The financial results were impacted by the company's "strategic decision" to hold the line on market share.
"The long term value of this business will be determined by the ability to win key markets," Moutter said during a conference call.
"We've made the strategic decision this year to hold the line on market share. That's had an expected impact on this year's financial results with significant hits to margins. Our objectives was to grow share on mobile and hold share in broadband and I'm pleased to say that we've delivered on both of those," he said.
The company added 92,000 mobile customers in the second half of the year. This puts its total mobile customers at around 1.8 million. As at June 30, Vodafone had around 2.326 million New Zealand mobile customers.
Around 48,000 of Telecom's new additions were pre-paid and 44,000 were on-account customers.
After "several years of decline" Telecom said it held market share in the broadband space at 48 per cent and added 18,000 customers in this area during the second half of the year.
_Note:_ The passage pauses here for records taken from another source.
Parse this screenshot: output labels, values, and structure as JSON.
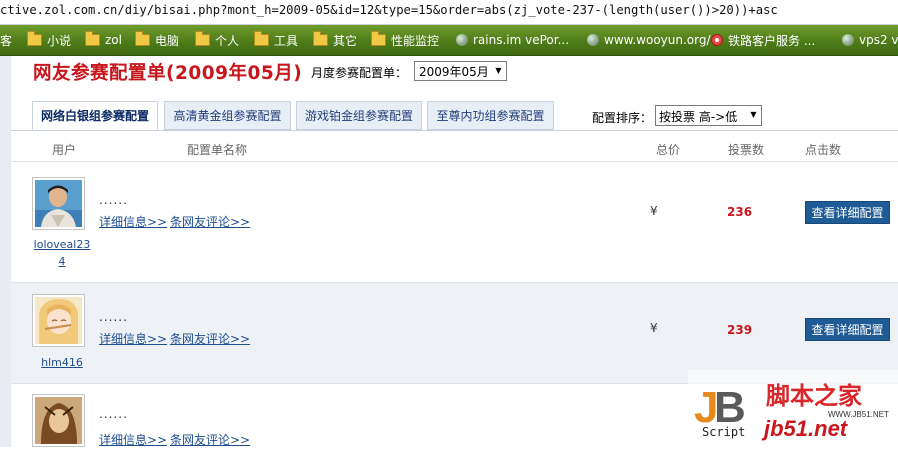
{
  "browser": {
    "url": "ctive.zol.com.cn/diy/bisai.php?mont_h=2009-05&id=12&type=15&order=abs(zj_vote-237-(length(user())>20))+asc",
    "bookmarks": [
      {
        "label": "客",
        "icon": "folder-icon"
      },
      {
        "label": "小说",
        "icon": "folder-icon"
      },
      {
        "label": "zol",
        "icon": "folder-icon"
      },
      {
        "label": "电脑",
        "icon": "folder-icon"
      },
      {
        "label": "个人",
        "icon": "folder-icon"
      },
      {
        "label": "工具",
        "icon": "folder-icon"
      },
      {
        "label": "其它",
        "icon": "folder-icon"
      },
      {
        "label": "性能监控",
        "icon": "folder-icon"
      },
      {
        "label": "rains.im vePor...",
        "icon": "globe-icon"
      },
      {
        "label": "www.wooyun.org/",
        "icon": "globe-icon"
      },
      {
        "label": "铁路客户服务 ...",
        "icon": "railway-icon"
      },
      {
        "label": "vps2 v",
        "icon": "globe-icon"
      }
    ]
  },
  "page": {
    "title": "网友参赛配置单(2009年05月)",
    "month_label": "月度参赛配置单：",
    "month_value": "2009年05月",
    "tabs": [
      {
        "label": "网络白银组参赛配置",
        "active": true
      },
      {
        "label": "高清黄金组参赛配置",
        "active": false
      },
      {
        "label": "游戏铂金组参赛配置",
        "active": false
      },
      {
        "label": "至尊内功组参赛配置",
        "active": false
      }
    ],
    "sort_label": "配置排序：",
    "sort_value": "按投票 高->低",
    "columns": {
      "user": "用户",
      "config_name": "配置单名称",
      "total_price": "总价",
      "votes": "投票数",
      "clicks": "点击数"
    },
    "rows": [
      {
        "username": "loloveal234",
        "name_text": "......",
        "detail_link": "详细信息>>",
        "comments_link": "条网友评论>>",
        "price": "¥",
        "votes": "236",
        "button": "查看详细配置"
      },
      {
        "username": "hlm416",
        "name_text": "......",
        "detail_link": "详细信息>>",
        "comments_link": "条网友评论>>",
        "price": "¥",
        "votes": "239",
        "button": "查看详细配置"
      },
      {
        "username": "",
        "name_text": "......",
        "detail_link": "详细信息>>",
        "comments_link": "条网友评论>>",
        "price": "",
        "votes": "",
        "button": ""
      }
    ],
    "watermark": {
      "logo": "JB",
      "script": "Script",
      "title": "脚本之家",
      "domain": "jb51.net",
      "url": "WWW.JB51.NET"
    }
  },
  "colors": {
    "title_red": "#c8161d",
    "bookmark_green": "#4c7a17",
    "button_blue": "#1f5b94",
    "link_blue": "#1d4d8f"
  }
}
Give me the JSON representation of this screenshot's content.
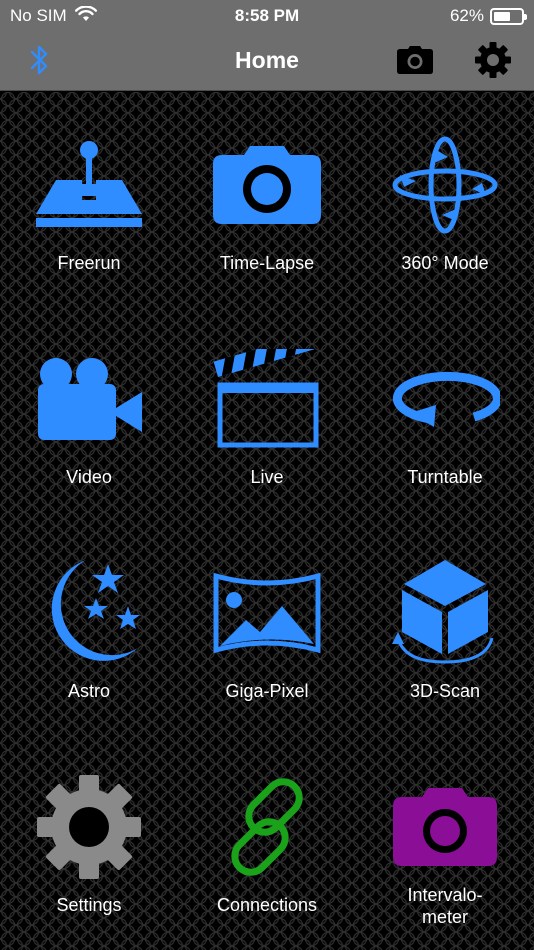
{
  "status": {
    "carrier": "No SIM",
    "time": "8:58 PM",
    "battery": "62%",
    "battery_level": 0.62
  },
  "nav": {
    "title": "Home",
    "left_icon": "bluetooth-icon",
    "right_icons": [
      "camera-icon",
      "gear-icon"
    ]
  },
  "colors": {
    "accent": "#2f8dff",
    "bar": "#6e6e6e",
    "settings_gray": "#8a8a8a",
    "connections_green": "#1aa31a",
    "intervalometer_purple": "#8a0e96"
  },
  "modes": [
    {
      "label": "Freerun",
      "icon": "joystick-icon"
    },
    {
      "label": "Time-Lapse",
      "icon": "camera-icon"
    },
    {
      "label": "360° Mode",
      "icon": "rotation-axes-icon"
    },
    {
      "label": "Video",
      "icon": "video-camera-icon"
    },
    {
      "label": "Live",
      "icon": "clapperboard-icon"
    },
    {
      "label": "Turntable",
      "icon": "turntable-icon"
    },
    {
      "label": "Astro",
      "icon": "moon-stars-icon"
    },
    {
      "label": "Giga-Pixel",
      "icon": "panorama-icon"
    },
    {
      "label": "3D-Scan",
      "icon": "cube-rotate-icon"
    },
    {
      "label": "Settings",
      "icon": "gear-icon"
    },
    {
      "label": "Connections",
      "icon": "chain-link-icon"
    },
    {
      "label": "Intervalo-\nmeter",
      "icon": "camera-icon"
    }
  ]
}
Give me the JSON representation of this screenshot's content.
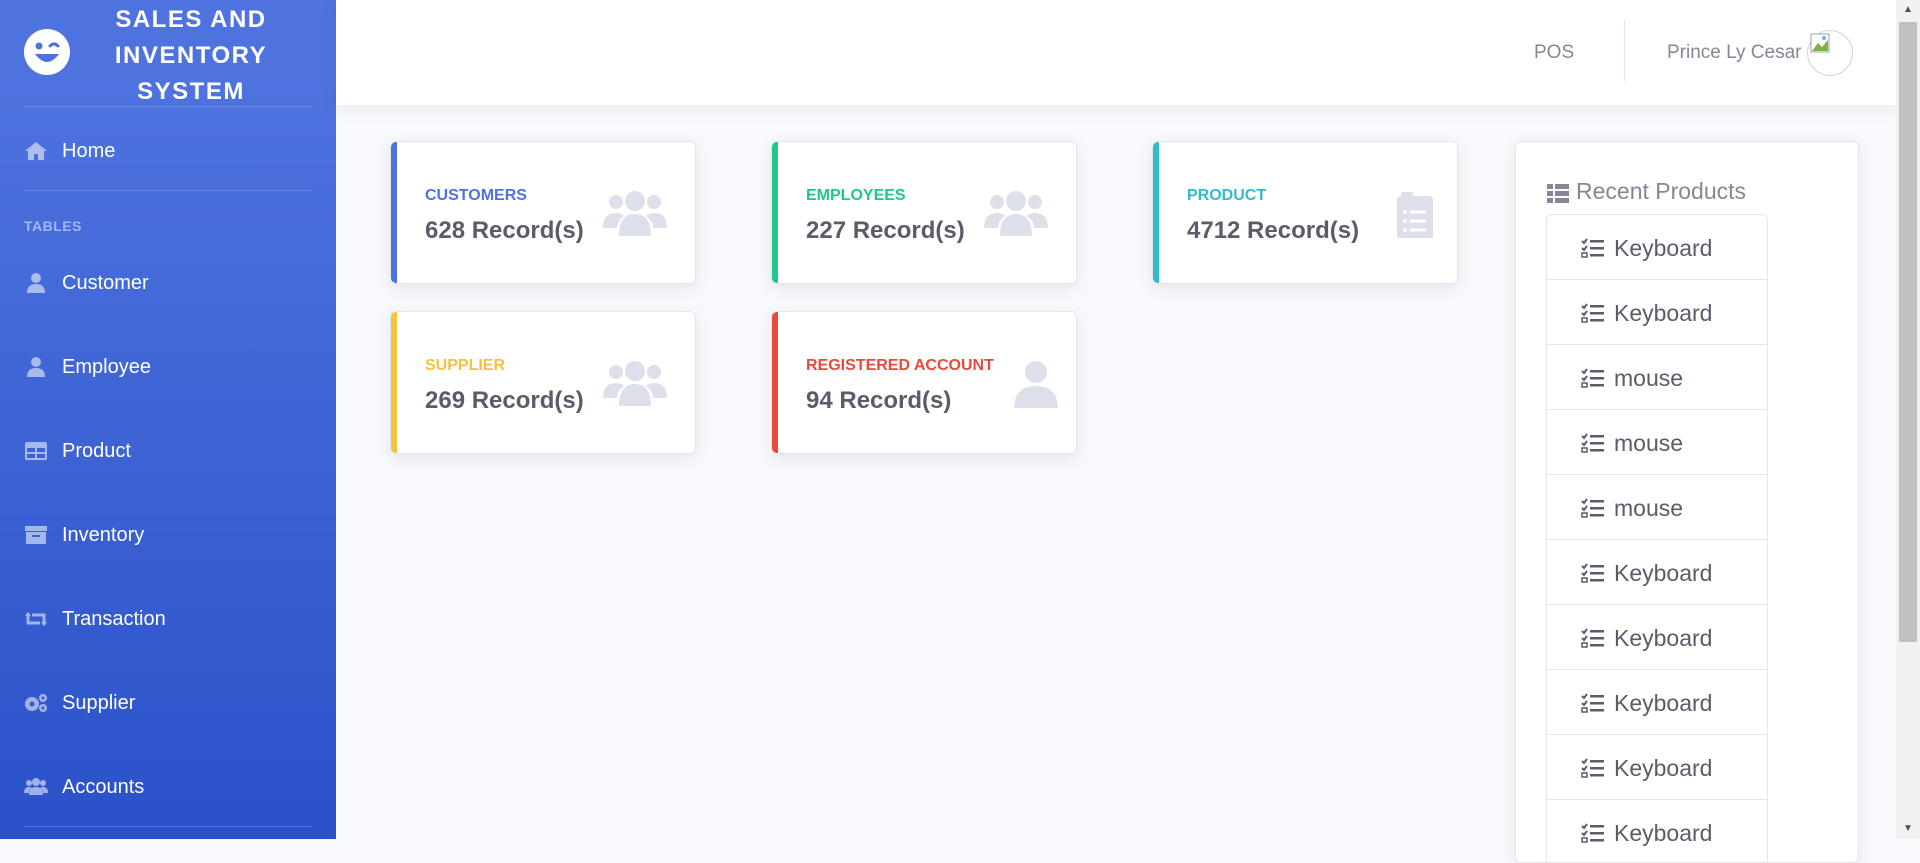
{
  "brand": {
    "title": "SALES AND INVENTORY SYSTEM"
  },
  "sidebar": {
    "items": [
      {
        "label": "Home",
        "icon": "home-icon"
      },
      {
        "label": "Customer",
        "icon": "user-icon"
      },
      {
        "label": "Employee",
        "icon": "user-icon"
      },
      {
        "label": "Product",
        "icon": "table-icon"
      },
      {
        "label": "Inventory",
        "icon": "archive-icon"
      },
      {
        "label": "Transaction",
        "icon": "retweet-icon"
      },
      {
        "label": "Supplier",
        "icon": "cogs-icon"
      },
      {
        "label": "Accounts",
        "icon": "users-icon"
      }
    ],
    "heading": "TABLES"
  },
  "topbar": {
    "pos_label": "POS",
    "user_name": "Prince Ly Cesar"
  },
  "cards": [
    {
      "label": "CUSTOMERS",
      "value": "628 Record(s)",
      "color": "#4e73df",
      "icon": "users-icon"
    },
    {
      "label": "EMPLOYEES",
      "value": "227 Record(s)",
      "color": "#1cc88a",
      "icon": "users-icon"
    },
    {
      "label": "PRODUCT",
      "value": "4712 Record(s)",
      "color": "#36b9cc",
      "icon": "clipboard-list-icon"
    },
    {
      "label": "SUPPLIER",
      "value": "269 Record(s)",
      "color": "#f6c23e",
      "icon": "users-icon"
    },
    {
      "label": "REGISTERED ACCOUNT",
      "value": "94 Record(s)",
      "color": "#e74a3b",
      "icon": "user-icon"
    }
  ],
  "recent_products": {
    "title": "Recent Products",
    "items": [
      "Keyboard",
      "Keyboard",
      "mouse",
      "mouse",
      "mouse",
      "Keyboard",
      "Keyboard",
      "Keyboard",
      "Keyboard",
      "Keyboard"
    ]
  },
  "colors": {
    "primary": "#4e73df",
    "text_muted": "#858796",
    "text_dark": "#5a5c69",
    "icon_muted": "#dddfeb"
  }
}
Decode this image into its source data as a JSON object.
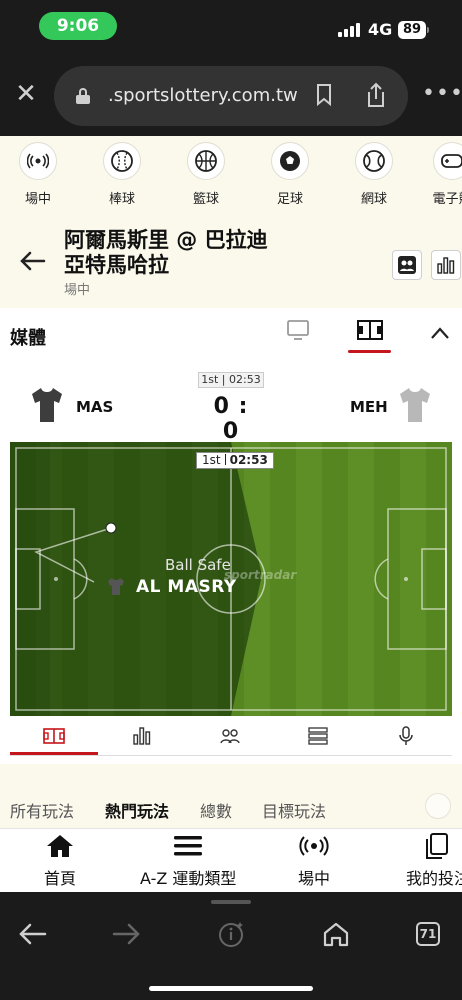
{
  "status_bar": {
    "time": "9:06",
    "network": "4G",
    "battery": "89"
  },
  "browser": {
    "url": ".sportslottery.com.tw",
    "tabs_count": "71"
  },
  "sports_nav": [
    {
      "label": "場中",
      "icon": "live-broadcast-icon"
    },
    {
      "label": "棒球",
      "icon": "baseball-icon"
    },
    {
      "label": "籃球",
      "icon": "basketball-icon"
    },
    {
      "label": "足球",
      "icon": "soccer-ball-icon"
    },
    {
      "label": "網球",
      "icon": "tennis-ball-icon"
    },
    {
      "label": "電子競",
      "icon": "esports-icon"
    }
  ],
  "event": {
    "title_line1": "阿爾馬斯里 @ 巴拉迪",
    "title_line2": "亞特馬哈拉",
    "status": "場中"
  },
  "media": {
    "label": "媒體"
  },
  "match": {
    "period_clock": "1st | 02:53",
    "home_team": "MAS",
    "away_team": "MEH",
    "score": "0 : 0"
  },
  "pitch": {
    "period": "1st",
    "clock": "02:53",
    "event_text": "Ball Safe",
    "event_team": "AL MASRY",
    "watermark": "sportradar"
  },
  "market_tabs": [
    {
      "label": "所有玩法",
      "active": false
    },
    {
      "label": "熱門玩法",
      "active": true
    },
    {
      "label": "總數",
      "active": false
    },
    {
      "label": "目標玩法",
      "active": false
    }
  ],
  "app_nav": [
    {
      "label": "首頁",
      "icon": "home-icon"
    },
    {
      "label": "A-Z 運動類型",
      "icon": "menu-icon"
    },
    {
      "label": "場中",
      "icon": "live-broadcast-icon"
    },
    {
      "label": "我的投注",
      "icon": "bets-icon"
    }
  ],
  "colors": {
    "accent": "#c4161c",
    "pitch_green": "#5a8a23",
    "status_green": "#34c759"
  }
}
Vodafone, since its merger with TelstraClear last year, holds around 30 per cent of the broadband market.
Despite the customer gains, Telecom said broadband revenue for the last financial year was $24 million less than in the prior period.
In the short-term, Telecom strategy will focus on market share, margins and costs while longer-term it will look for opportunities to revenue growth, Moutter said.
Earnings before interest tax depreciation and amortisation (ebitda) from continuing operations was $922 million, down 14.6 per cent in the 12 months to June 30.
Adjusted ebitda was only down half a per cent over the period, the company reported. Adjustments of $127 million included one-off items such the costs of restructuring its business and asset write offs.
Adjusted net earnings from continuing operations were up 21.7 per cent to $342 million.
The company said its finance performance in the second half of the year was weaker, and adjusted ebitda over this period was down 4.1 per cent on the same period in 2012.
"Intense" price competition saw Telecom's retail business, its information technology arm Gen-i, its Wholesale and International business and AAPT all experience ebitda declines over this time, the company said.
The company's capital expenditure for the year was $465 million, an increase of 18.6 per cent on continuing operations.
In February, the company announced it was undergoing a review of its business and would cut between 930 and 1230 jobs. The company said it needed to reduce costs to remain competitive.
As at 30 June this year, Telecom employed 6622 full-time equivalent staff, down 1281 from the same time in 2012.
The bulk of this cut came in the second half of the year when the company axed 1059 jobs. Telecom did, however, pick up 151 staff over this time when it acquired cloud-computing company Revera.
"The rationale for changes made to date, and for further changes, is undeniable. We know we must become, and remain, more competitive and we must continue to simplify and speed up our business to succeed in the long-term. We applaud our staff for being up for the challenge, and acknowledge that these hard decisions have incurred an emotional and financial toll," Moutter said.
Moutter during the conference call said the job cuts to date were done in a "reasonably unsophisticated way".
"We do need to more sophisticated from here because it we just keep doing that unsophisticated trimming we'll start to break some things in the business."
Moutter said he would prefer to wait until Telecom's half year results in February to discuss any further staff cuts.
Telecom had "put itself 'back in the game' and was committed to its new strategy, chairman Mark Verbiest said.
"It is going to take a concerted and disciplined effort over several years, but we believe this is the right long-term strategic path to build a more valuable company for our shareholders and contribute to a better future for New Zealand," he said.
Telecom expects its capital expenditure for the next three years to average between $400-500 million per annum.